The hard assets that can protect you once the inflation tiger is out, are precious metals, and real estate. Precious metals, like gold and silver, require you to have and invest liquid cash to become their owner. Income producing real estate on the other hand, like apartment buildings, don’t.
Apartment buildings produce income, so they are easily financeable. In fact, you can buy an apartment building, of any size, without using a penny of your own money. And the value of an apartment building adjusts with inflation, so once you own it, your net worth (the equity in the property) increases with inflation.
Everyone needs a place to live, and when the buying power of the dollar is compounding downwards, it’s better to be the owner of an apartment building, than a renter.
The smartest play for today, and the coming decade, is to learn multifamily investing, and then “practise” what you learn. When you target the right property, a single building can liberate you from you day job, and position you for financial survival in the coming uncertain economic times.
Can you “really” buy an apartment building using none of your own money?
The answer is absolutely “yes”. It is done is every city across the country every single day. The key is, having a deal with upside (profit that can be created) that will attract investor/partners.
Not every deal is a candidate, and having the ability to find deals that fit specific profit criteria is very important. Obviously anyone can buy whatever class of property they like, but the most attractive property for investors, and banks, are Class C properties.
Class C apartment buildings are 30-40 years old, they may have been rehabbed once but they are starting to look shabby again and the technology in the building and the individual units is starting to become obsolete. All of these elements, plus management burnout, leading to high vacancies, results in Class C properties being able to be bought for a fraction of their After Repaired Stabilized Value.
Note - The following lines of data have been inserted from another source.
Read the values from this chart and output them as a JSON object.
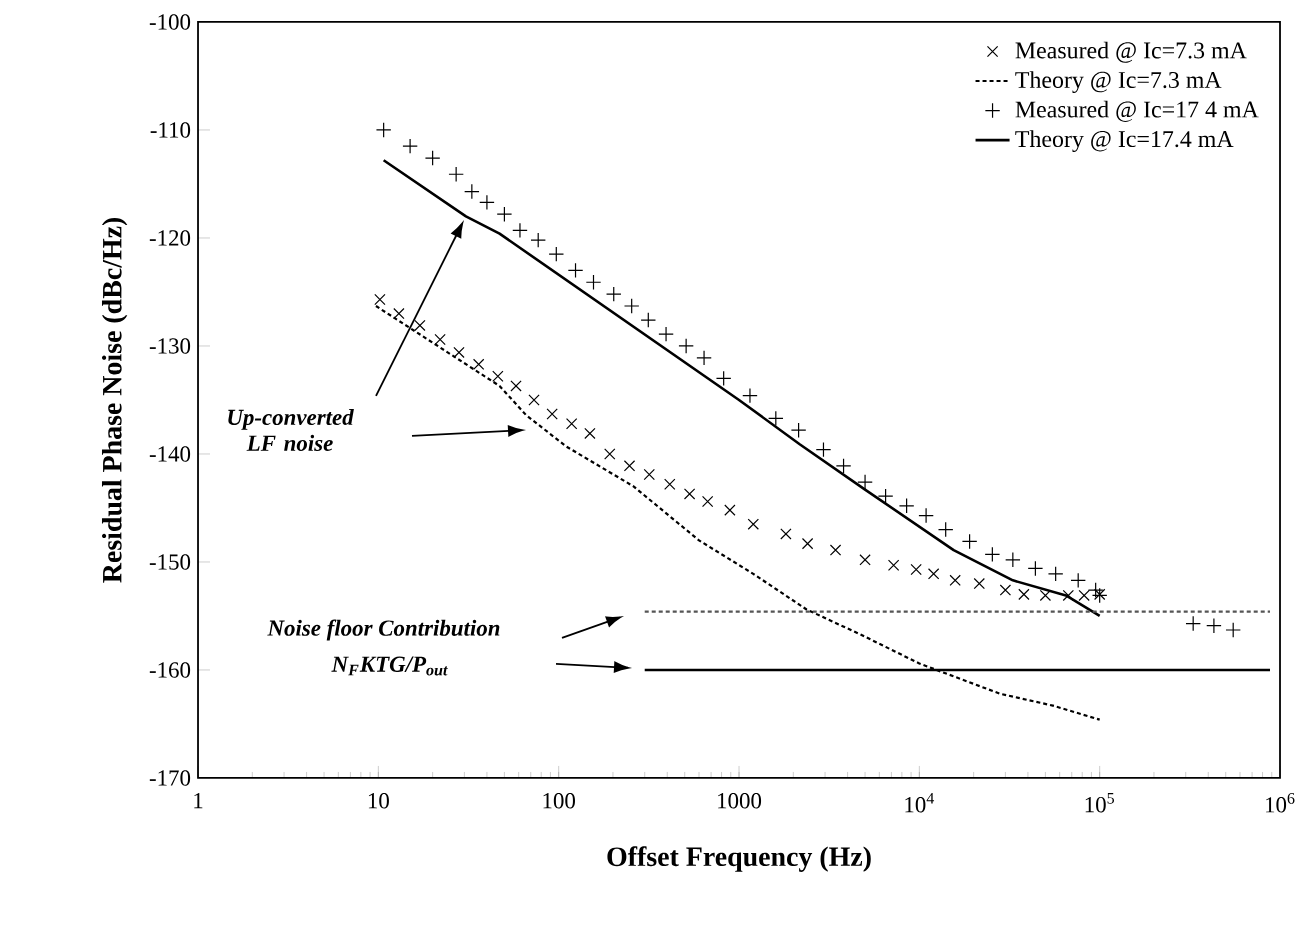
{
  "chart_data": {
    "type": "line",
    "xlabel": "Offset Frequency (Hz)",
    "ylabel": "Residual Phase Noise (dBc/Hz)",
    "log": "x",
    "xlim": [
      1,
      1000000
    ],
    "ylim": [
      -170,
      -100
    ],
    "xticks": [
      1,
      10,
      100,
      1000,
      {
        "value": 10000,
        "label": "10$^{4}$"
      },
      {
        "value": 100000,
        "label": "10$^{5}$"
      },
      {
        "value": 1000000,
        "label": "10$^{6}$"
      }
    ],
    "yticks": [
      -170,
      -160,
      -150,
      -140,
      -130,
      -120,
      -110,
      -100
    ],
    "legend": "top right",
    "series": [
      {
        "name": "Measured @ Ic=7.3 mA",
        "type": "scatter",
        "marker": "cross",
        "color": "#000000",
        "x": [
          10.2,
          13,
          17,
          22,
          28,
          36,
          46,
          58,
          73,
          92,
          118,
          149,
          192,
          247,
          318,
          413,
          532,
          670,
          890,
          1200,
          1820,
          2400,
          3430,
          5000,
          7200,
          9600,
          12000,
          15800,
          21500,
          30000,
          38000,
          50000,
          67000,
          82000,
          100000
        ],
        "values": [
          -125.7,
          -127.0,
          -128.1,
          -129.4,
          -130.6,
          -131.7,
          -132.8,
          -133.7,
          -135.0,
          -136.3,
          -137.2,
          -138.1,
          -140.0,
          -141.1,
          -141.9,
          -142.8,
          -143.7,
          -144.4,
          -145.2,
          -146.5,
          -147.4,
          -148.3,
          -148.9,
          -149.8,
          -150.3,
          -150.7,
          -151.1,
          -151.7,
          -152.0,
          -152.6,
          -153.0,
          -153.1,
          -153.1,
          -153.1,
          -153.0
        ]
      },
      {
        "name": "Theory @ Ic=7.3 mA",
        "line_style": "dotted",
        "color": "#000000",
        "x": [
          9.7,
          47,
          66,
          110,
          260,
          600,
          1200,
          2370,
          4700,
          10000,
          28000,
          55000,
          100000
        ],
        "values": [
          -126.3,
          -133.7,
          -136.4,
          -139.3,
          -143.0,
          -148.0,
          -151.1,
          -154.4,
          -156.7,
          -159.4,
          -162.2,
          -163.3,
          -164.6
        ]
      },
      {
        "name": "Measured @ Ic=17 4 mA",
        "type": "scatter",
        "marker": "plus",
        "color": "#000000",
        "x": [
          10.7,
          15,
          20,
          27,
          33,
          40,
          50,
          61,
          77,
          97,
          124,
          156,
          202,
          254,
          314,
          394,
          509,
          640,
          822,
          1150,
          1600,
          2140,
          2940,
          3800,
          5000,
          6500,
          8500,
          10900,
          14000,
          19000,
          25400,
          33000,
          44000,
          57000,
          76000,
          95000,
          100000,
          330000,
          430000,
          550000
        ],
        "values": [
          -110.0,
          -111.5,
          -112.6,
          -114.1,
          -115.7,
          -116.7,
          -117.8,
          -119.3,
          -120.2,
          -121.5,
          -123.0,
          -124.1,
          -125.2,
          -126.3,
          -127.6,
          -128.9,
          -130.0,
          -131.1,
          -133.0,
          -134.6,
          -136.7,
          -137.8,
          -139.6,
          -141.1,
          -142.6,
          -143.9,
          -144.8,
          -145.7,
          -147.0,
          -148.1,
          -149.3,
          -149.8,
          -150.6,
          -151.1,
          -151.7,
          -152.6,
          -153.1,
          -155.7,
          -155.9,
          -156.3
        ]
      },
      {
        "name": "Theory @ Ic=17.4 mA",
        "line_style": "solid",
        "color": "#000000",
        "x": [
          10.7,
          30.6,
          47,
          1000,
          2170,
          5000,
          15500,
          33000,
          65000,
          100000
        ],
        "values": [
          -112.8,
          -118.0,
          -119.6,
          -135.0,
          -139.1,
          -143.3,
          -148.9,
          -151.7,
          -153.1,
          -155.0
        ]
      },
      {
        "line_style": "dotted",
        "color": "#555555",
        "x": [
          300,
          880000
        ],
        "values": [
          -154.6,
          -154.6
        ]
      },
      {
        "line_style": "solid",
        "color": "#000000",
        "x": [
          300,
          880000
        ],
        "values": [
          -160,
          -160
        ]
      }
    ],
    "annotations": [
      "Up-converted LF noise",
      "Noise floor Contribution",
      "N$_{F}$KTG/P$_{out}$"
    ]
  }
}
After repairs have been made and the property is fully lease at market rents, it now throws off a lot of cashflow. Because the end game of a Class C turnaround results in a lot of cashflow, everyone gets paid. Banks get paid; there is a nice, fat debt coverage ratio that makes them very happy. Your investors get paid. No longer are they facing the oblivion of 0.1% CD rates. They are now earning 6-10% on their savings, and they have a future.
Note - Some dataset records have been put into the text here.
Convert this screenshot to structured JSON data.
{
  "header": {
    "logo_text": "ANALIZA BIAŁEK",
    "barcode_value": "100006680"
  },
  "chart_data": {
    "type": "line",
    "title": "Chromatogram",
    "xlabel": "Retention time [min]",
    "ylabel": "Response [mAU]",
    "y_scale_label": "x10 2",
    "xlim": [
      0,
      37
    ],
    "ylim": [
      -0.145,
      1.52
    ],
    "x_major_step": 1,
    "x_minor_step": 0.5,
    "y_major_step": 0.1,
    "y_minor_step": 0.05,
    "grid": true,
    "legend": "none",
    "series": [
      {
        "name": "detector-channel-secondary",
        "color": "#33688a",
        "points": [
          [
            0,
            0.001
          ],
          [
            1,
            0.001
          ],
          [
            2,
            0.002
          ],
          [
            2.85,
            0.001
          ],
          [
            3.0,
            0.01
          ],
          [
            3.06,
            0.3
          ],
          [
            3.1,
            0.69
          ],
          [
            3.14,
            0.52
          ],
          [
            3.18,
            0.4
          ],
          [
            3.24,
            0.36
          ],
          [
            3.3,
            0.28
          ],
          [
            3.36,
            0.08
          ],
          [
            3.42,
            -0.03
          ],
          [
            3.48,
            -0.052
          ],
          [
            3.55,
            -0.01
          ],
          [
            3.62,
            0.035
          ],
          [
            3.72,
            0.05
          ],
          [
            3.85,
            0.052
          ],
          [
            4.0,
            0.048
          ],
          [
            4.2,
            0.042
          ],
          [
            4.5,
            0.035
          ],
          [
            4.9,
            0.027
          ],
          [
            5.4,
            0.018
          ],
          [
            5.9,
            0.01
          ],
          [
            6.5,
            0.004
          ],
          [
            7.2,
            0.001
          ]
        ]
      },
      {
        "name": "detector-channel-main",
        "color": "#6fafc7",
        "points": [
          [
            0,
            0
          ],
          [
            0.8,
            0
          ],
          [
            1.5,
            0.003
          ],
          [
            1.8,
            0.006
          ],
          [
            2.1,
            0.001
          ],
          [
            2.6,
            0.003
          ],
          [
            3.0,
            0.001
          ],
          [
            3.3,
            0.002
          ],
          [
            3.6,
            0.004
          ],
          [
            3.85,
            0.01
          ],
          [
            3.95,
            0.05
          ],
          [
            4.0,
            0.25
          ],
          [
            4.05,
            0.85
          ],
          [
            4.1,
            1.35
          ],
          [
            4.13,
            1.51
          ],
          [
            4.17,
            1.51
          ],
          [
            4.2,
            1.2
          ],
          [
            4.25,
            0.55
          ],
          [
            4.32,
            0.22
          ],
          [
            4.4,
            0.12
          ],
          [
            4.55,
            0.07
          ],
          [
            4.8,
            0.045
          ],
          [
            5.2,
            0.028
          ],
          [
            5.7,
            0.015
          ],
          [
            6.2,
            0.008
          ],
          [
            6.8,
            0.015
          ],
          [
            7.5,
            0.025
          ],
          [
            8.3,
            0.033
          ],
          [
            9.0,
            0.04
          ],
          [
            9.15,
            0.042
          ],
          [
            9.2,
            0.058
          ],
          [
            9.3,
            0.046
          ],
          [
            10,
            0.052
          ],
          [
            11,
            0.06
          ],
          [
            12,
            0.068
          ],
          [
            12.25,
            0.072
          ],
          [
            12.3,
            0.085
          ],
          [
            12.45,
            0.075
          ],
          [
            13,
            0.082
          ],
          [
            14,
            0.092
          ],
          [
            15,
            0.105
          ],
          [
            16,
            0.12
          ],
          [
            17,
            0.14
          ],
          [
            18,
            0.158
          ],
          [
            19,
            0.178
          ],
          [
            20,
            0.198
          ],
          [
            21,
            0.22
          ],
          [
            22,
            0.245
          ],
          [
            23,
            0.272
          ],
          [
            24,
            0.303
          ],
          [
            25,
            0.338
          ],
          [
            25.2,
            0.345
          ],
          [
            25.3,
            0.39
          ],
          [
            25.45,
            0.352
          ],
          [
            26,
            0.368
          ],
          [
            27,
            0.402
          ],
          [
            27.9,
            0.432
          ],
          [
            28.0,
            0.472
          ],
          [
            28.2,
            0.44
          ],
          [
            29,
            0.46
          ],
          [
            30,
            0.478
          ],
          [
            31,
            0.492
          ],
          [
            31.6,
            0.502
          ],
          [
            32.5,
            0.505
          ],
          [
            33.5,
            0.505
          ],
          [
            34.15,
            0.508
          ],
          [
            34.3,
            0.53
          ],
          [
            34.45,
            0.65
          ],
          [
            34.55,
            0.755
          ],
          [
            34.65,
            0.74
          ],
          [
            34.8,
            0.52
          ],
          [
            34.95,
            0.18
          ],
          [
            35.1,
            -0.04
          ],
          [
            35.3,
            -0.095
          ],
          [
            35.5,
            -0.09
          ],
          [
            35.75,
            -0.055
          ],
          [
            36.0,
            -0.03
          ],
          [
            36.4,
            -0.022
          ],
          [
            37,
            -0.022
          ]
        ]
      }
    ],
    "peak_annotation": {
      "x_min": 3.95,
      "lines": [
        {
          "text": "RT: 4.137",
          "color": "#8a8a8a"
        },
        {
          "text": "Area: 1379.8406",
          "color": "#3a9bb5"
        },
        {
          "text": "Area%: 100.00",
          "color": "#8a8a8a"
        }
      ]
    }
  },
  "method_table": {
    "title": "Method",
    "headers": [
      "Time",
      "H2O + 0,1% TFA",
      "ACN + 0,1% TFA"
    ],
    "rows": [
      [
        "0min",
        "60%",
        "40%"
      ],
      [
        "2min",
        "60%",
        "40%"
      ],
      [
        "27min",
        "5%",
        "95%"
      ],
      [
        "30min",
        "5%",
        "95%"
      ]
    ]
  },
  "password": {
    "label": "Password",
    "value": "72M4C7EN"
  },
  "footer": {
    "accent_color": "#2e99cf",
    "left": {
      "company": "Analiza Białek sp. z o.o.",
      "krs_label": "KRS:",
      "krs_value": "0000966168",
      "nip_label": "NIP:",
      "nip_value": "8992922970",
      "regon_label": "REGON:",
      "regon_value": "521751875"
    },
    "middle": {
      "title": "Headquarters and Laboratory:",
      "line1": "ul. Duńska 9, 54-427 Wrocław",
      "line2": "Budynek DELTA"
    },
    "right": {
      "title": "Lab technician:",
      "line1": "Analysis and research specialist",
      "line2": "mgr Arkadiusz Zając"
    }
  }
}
And you get paid. Most importantly, there is plenty of cashflow for you at the end of each month, compensating you for all your hard work, and the opportunity you have created for others.
Thanks to all these factors raising money for your apartment project is not a hard sell. You need to lay out all the facts, yes. But that’s the good part, because the opportunity sells itself. All of the facts surrounding Class C apartment turnarounds make for a compelling investment case, whether you are wholesaling for quick cash, or buying to hold for cashflow and long term appreciation.
Get started learning multifamily investing today; you and your family’s financial well being may depend on it. Even if you are a beginning real estate investor, the time to start is now. Yes, there is a bit to learn, but no aspect of apartment investing is so elusive that you can’t understand it, and with a bit of practice, and courage, master it.
You can buy an apartment building using none of your own money today, and secure your family’s future.